Reconnaissance teams, boat arrivals, Houston Panel Report, Nauru, Papua New Guinea
Saturday, 18 August 2012
Doorstop interview, Sydney
Chris Bowen: Thanks for coming everybody. I thought I'd cover a few matters this afternoon. Firstly, obviously, our reconnaissance teams have arrived and are working in both Manus Island and Nauru. They have begun the considerable task of establishing the work that needs to be done for the detention facilities to be completed in both sites.
They have received, of course, very considerable assistance from the Governments of Papua New Guinea – the National Government of Papua New Guinea, the Provincial Government of Manus Island and the Government of Nauru, and I'd like to thank them for it.
Now of course you've seen the footage; there is a considerable amount of work to be done here, as we've said all along. Those who argued that there was a detention facility at Nauru, for example, ready to go, that could be rebuilt at no or minimal cost, are incorrect. We've previously released, of course, cost estimates for both and we will update those as the reconnaissance teams continue their work. We expect the reconnaissance teams to return to Australia early to mid-next week and then of course I've provide further updates as to the work; I'll provide further updates at that time. But there is considerable work occurring.

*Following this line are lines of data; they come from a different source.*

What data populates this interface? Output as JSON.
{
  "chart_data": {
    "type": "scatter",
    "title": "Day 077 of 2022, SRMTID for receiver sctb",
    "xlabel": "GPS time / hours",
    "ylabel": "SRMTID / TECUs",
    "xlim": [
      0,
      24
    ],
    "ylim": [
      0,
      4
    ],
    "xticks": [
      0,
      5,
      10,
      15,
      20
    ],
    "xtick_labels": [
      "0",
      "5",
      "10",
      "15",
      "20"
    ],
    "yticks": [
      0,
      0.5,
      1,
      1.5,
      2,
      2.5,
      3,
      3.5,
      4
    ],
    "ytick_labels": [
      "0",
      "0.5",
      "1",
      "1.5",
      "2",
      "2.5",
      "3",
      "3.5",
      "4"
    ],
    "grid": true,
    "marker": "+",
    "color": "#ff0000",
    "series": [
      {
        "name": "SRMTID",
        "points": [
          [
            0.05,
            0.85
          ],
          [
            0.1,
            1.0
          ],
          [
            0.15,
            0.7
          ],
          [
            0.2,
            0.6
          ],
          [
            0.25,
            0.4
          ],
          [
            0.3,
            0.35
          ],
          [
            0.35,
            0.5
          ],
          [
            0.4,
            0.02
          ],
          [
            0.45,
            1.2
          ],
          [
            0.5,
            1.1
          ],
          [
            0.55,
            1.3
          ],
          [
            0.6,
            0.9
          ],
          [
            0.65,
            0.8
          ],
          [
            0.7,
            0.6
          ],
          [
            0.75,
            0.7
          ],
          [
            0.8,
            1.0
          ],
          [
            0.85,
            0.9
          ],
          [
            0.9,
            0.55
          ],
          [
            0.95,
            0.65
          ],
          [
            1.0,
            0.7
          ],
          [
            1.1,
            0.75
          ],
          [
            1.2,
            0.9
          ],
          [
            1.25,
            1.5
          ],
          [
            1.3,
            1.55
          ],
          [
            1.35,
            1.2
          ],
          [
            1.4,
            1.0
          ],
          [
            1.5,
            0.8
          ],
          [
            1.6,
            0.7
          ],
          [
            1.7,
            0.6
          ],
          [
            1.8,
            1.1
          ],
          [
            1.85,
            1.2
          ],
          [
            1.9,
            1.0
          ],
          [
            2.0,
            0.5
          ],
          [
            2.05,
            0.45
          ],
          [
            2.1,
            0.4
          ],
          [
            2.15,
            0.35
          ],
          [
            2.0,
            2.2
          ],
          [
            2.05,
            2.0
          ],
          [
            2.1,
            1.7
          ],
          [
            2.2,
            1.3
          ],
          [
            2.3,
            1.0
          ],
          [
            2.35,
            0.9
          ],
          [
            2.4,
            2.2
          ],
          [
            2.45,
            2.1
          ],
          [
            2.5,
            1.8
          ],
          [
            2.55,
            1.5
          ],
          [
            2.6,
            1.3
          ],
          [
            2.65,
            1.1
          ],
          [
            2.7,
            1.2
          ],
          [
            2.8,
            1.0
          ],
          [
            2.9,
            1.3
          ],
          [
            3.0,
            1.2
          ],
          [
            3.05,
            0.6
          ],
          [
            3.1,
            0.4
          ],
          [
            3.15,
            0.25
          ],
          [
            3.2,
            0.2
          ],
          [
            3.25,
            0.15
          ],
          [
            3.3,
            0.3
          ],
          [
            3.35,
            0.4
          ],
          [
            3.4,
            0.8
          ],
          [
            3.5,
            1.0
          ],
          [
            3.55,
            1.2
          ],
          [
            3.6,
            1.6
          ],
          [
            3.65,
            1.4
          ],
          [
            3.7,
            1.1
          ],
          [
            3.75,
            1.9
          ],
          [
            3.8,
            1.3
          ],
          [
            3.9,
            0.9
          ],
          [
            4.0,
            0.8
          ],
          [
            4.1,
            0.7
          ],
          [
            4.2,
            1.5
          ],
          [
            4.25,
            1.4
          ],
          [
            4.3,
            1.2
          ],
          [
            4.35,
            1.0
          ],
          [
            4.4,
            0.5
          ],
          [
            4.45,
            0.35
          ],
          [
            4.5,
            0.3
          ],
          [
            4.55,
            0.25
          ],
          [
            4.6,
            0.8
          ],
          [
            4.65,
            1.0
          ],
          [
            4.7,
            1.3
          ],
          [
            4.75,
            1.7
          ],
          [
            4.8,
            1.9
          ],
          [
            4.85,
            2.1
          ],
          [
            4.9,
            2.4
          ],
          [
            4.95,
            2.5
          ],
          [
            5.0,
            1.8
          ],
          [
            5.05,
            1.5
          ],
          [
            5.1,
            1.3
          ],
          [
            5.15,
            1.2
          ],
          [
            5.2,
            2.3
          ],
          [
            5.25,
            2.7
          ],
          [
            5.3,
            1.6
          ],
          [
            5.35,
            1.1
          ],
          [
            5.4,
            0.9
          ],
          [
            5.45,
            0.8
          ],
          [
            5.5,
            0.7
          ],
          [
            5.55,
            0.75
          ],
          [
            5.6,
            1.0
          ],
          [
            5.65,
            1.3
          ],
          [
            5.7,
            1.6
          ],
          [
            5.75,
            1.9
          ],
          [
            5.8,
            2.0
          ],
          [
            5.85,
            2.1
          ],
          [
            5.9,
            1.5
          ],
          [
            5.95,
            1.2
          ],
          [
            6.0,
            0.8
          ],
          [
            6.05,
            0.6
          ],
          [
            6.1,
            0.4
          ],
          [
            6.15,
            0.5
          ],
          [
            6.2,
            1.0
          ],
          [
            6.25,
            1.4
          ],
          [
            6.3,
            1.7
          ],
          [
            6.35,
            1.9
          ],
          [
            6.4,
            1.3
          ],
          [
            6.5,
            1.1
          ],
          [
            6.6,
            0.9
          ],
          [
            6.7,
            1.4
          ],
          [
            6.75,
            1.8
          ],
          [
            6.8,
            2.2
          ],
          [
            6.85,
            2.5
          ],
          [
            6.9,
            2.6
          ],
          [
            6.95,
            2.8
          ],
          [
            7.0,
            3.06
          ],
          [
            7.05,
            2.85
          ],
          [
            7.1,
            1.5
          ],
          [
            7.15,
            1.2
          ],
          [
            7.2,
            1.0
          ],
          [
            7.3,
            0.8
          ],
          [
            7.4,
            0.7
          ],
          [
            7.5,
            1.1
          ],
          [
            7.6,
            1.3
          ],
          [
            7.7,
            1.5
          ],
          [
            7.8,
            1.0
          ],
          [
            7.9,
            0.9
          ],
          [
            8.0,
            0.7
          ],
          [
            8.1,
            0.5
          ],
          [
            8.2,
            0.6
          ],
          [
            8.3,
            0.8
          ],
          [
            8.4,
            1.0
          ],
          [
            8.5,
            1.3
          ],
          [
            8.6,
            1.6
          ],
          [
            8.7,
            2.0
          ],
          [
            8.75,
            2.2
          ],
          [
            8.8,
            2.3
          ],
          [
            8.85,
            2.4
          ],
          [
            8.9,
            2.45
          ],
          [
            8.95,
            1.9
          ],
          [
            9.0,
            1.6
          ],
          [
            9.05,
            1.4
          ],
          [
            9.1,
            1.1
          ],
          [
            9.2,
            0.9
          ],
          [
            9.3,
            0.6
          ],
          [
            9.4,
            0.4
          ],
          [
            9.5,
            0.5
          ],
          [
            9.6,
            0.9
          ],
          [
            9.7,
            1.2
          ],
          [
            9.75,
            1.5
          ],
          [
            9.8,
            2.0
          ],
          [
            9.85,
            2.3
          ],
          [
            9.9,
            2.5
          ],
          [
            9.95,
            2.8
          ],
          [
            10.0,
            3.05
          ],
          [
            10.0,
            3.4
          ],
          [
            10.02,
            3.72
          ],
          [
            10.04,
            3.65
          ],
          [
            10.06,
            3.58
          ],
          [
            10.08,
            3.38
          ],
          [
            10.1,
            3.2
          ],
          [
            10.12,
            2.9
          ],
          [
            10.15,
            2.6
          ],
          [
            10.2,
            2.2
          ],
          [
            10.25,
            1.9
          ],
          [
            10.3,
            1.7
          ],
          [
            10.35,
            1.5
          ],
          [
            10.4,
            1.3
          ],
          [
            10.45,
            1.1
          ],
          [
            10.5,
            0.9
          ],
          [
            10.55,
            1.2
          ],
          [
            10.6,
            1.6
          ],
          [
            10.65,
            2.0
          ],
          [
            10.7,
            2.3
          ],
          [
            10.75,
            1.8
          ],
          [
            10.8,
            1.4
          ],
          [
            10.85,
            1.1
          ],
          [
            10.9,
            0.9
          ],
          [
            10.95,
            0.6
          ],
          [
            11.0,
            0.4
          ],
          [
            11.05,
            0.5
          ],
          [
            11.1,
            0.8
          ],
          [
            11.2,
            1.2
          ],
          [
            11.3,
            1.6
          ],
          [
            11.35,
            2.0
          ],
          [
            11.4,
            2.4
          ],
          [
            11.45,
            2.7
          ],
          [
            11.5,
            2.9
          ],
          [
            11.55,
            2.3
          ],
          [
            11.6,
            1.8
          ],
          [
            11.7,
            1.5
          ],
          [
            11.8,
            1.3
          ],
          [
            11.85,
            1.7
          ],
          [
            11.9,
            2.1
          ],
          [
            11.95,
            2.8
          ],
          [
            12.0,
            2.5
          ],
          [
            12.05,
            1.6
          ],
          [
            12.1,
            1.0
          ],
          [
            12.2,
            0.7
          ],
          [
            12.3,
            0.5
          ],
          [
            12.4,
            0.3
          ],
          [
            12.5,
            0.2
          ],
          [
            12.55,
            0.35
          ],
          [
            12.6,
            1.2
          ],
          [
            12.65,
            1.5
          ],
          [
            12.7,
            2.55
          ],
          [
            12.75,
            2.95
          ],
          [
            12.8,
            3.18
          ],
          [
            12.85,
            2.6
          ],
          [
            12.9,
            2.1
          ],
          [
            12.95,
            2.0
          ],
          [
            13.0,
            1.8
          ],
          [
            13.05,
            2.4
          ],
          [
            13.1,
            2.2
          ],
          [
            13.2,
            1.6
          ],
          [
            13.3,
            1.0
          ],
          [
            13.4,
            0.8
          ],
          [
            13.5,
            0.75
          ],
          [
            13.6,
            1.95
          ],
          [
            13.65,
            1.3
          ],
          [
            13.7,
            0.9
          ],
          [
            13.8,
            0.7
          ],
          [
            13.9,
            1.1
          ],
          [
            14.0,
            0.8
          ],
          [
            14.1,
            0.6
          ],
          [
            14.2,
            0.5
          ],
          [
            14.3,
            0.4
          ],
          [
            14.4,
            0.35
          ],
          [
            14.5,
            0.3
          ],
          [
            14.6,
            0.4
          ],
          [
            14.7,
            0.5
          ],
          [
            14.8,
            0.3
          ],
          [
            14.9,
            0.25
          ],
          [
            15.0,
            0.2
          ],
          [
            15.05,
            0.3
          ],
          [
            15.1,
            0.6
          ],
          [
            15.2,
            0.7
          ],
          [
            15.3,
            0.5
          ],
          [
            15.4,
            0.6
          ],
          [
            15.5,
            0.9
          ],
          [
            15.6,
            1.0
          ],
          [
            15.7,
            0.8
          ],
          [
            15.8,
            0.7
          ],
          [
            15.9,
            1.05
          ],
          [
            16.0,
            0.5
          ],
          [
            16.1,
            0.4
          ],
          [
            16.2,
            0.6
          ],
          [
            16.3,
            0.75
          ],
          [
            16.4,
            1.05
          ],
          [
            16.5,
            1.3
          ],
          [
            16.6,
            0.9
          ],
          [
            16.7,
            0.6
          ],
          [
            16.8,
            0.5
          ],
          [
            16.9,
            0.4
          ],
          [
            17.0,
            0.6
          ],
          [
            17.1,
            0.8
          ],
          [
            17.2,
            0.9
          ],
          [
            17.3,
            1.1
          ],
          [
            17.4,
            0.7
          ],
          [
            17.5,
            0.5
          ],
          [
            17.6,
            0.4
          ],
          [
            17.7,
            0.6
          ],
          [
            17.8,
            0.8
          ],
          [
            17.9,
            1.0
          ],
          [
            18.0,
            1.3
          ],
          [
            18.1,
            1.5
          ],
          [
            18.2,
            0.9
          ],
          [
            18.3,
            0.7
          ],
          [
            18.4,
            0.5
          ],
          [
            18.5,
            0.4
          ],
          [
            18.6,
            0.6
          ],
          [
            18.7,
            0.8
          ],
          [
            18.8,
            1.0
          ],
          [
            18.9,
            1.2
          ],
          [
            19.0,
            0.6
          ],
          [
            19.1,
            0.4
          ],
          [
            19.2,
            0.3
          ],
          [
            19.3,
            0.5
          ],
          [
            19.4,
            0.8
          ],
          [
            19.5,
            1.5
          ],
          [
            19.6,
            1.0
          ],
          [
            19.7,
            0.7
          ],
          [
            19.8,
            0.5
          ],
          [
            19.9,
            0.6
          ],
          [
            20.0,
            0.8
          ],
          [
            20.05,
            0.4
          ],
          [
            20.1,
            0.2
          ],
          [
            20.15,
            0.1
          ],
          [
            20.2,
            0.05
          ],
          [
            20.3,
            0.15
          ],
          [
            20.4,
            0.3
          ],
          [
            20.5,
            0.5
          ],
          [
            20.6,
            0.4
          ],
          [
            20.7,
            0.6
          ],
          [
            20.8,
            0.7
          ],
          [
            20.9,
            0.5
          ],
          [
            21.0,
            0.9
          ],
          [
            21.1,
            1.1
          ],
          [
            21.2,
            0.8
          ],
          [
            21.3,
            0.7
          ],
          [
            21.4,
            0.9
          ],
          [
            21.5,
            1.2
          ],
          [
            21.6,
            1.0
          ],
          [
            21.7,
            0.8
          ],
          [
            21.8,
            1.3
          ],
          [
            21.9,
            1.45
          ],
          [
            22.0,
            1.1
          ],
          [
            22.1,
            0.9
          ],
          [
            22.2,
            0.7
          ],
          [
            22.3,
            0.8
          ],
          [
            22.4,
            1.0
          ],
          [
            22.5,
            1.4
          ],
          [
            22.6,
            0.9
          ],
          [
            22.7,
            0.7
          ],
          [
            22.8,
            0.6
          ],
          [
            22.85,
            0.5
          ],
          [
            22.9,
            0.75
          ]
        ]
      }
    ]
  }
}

Now this morning, of course, I saw Mr Morrison questioning the government's resolve to implement these policies and questioning the effect of these policies. I just want to say a couple of things: nobody should estimate the government's resolve here; the government's resolve to implement the 22 recommendations of the Houston Panel Report; the government's resolve to use those recommendations to break the people smugglers' business model.
I've made it repeatedly clear since Monday, as to what people can expect if they arrive in Australia by boat after that date. But if you want to talk about resolve, let's talk about resolve to implement the recommendations, not to wish on people smugglers or to hope that somehow that the Nauru or Manus Island detention facilities won't work.
The government is resolved to implement all the recommendations of the Houston Panel – that's what we intend to get on and do. Of course, there is a considerable amount of detailed work occurring as we speak on all of those recommendations and I'll provide updates as and when appropriate.
Happy to take some questions.
Journalist: Were you shocked by the state of Manus Island?
Bowen: No. Of course, we were developing the Manus Island centre before the High Court ruling of last year, so I knew, the government was acutely aware of how much work needs to be done at both Manus Island and Nauru. And in fact we pointed that out repeatedly to those like Tony Abbott, who said that these detention facilities are both ready to go and could be up and running at no or minimal cost.
Journalist: So when you say you're going to have to revisit those costings, does that mean they're going to go up?
Bowen: Well I'm going to provide updates to the costings. I'm not going to speculate as to what they are until the reconnaissance teams give me further and more detailed updates.
Journalist: What about concerns for the capacity at both Nauru and Manus Island will be full? I mean we've had over 550 asylum seekers arrive just in the last week.
Bowen: Well I have made the point repeatedly there are capacity issues at both – there is capacity of 1500 at Nauru and 600 at Manus Island – that is accurate. The point is, to those who have said there is a cap in the Malaysian Arrangement, that there is of course a capacity at both centres.
Now of course you are going to find people smugglers and asylum seekers, firstly, trying it on, secondly, having already paid a people smuggler and saying, ‘We have nothing to lose by coming to Australia'. Others will make a different choice. Now people will try it on but we will continue our resolve and we will implement this policy and we will implement it effectively and clearly.
Journalist: Does it show though that even before the Pacific solution is brought in you need to look at another solution?
Bowen: We need to look at all the 22 recommendations of the Panel Report and implement all 22 that have been recommended to us.
Journalist: Craig Emerson has likened the rush of boats in the last week to a closing down sale. Is that really appropriate language to be using given it's a massive humanitarian crisis?
Bowen: I don't have a problem with Craig's language at all. People smugglers are trying to make money out of this; they are trying to maximise their profits before this new policy is fully implemented and they are trying to mislead asylum seekers about what awaits them in Australia. And that is what is completely inappropriate: the activities of people smugglers to make money out of the plight of asylum seekers and they have no regard for the welfare of asylum seekers, they only have regard to their own profits.
Journalist: But using language like that though doesn't sound like the Federal Government has any regard for the...
Bowen: I don't except your suggestion there. Of course, we are being driven here by saving lives. I don't accept the conclusion you are reaching there about Craig's comments.
Journalist: It must be a touchy topic given you have had to bring in police protection today?
Bowen: Well, Federal Ministers do have protection from time to time; I don't comment on those and I don't comment on the particularities of those.
Journalist: Are you expecting Nauru to be on line sooner than Manus? Do you have a timeline?
Bowen: I am going to provide updates as we go; I'm not going to provide a running commentary until I receive the further report from the reconnaissance teams.
Journalist: So no rough estimates of maybe a month or...?
Bowen: I have already outlined the timeline that we're looking at. I will provide further and better details as and when that occurs.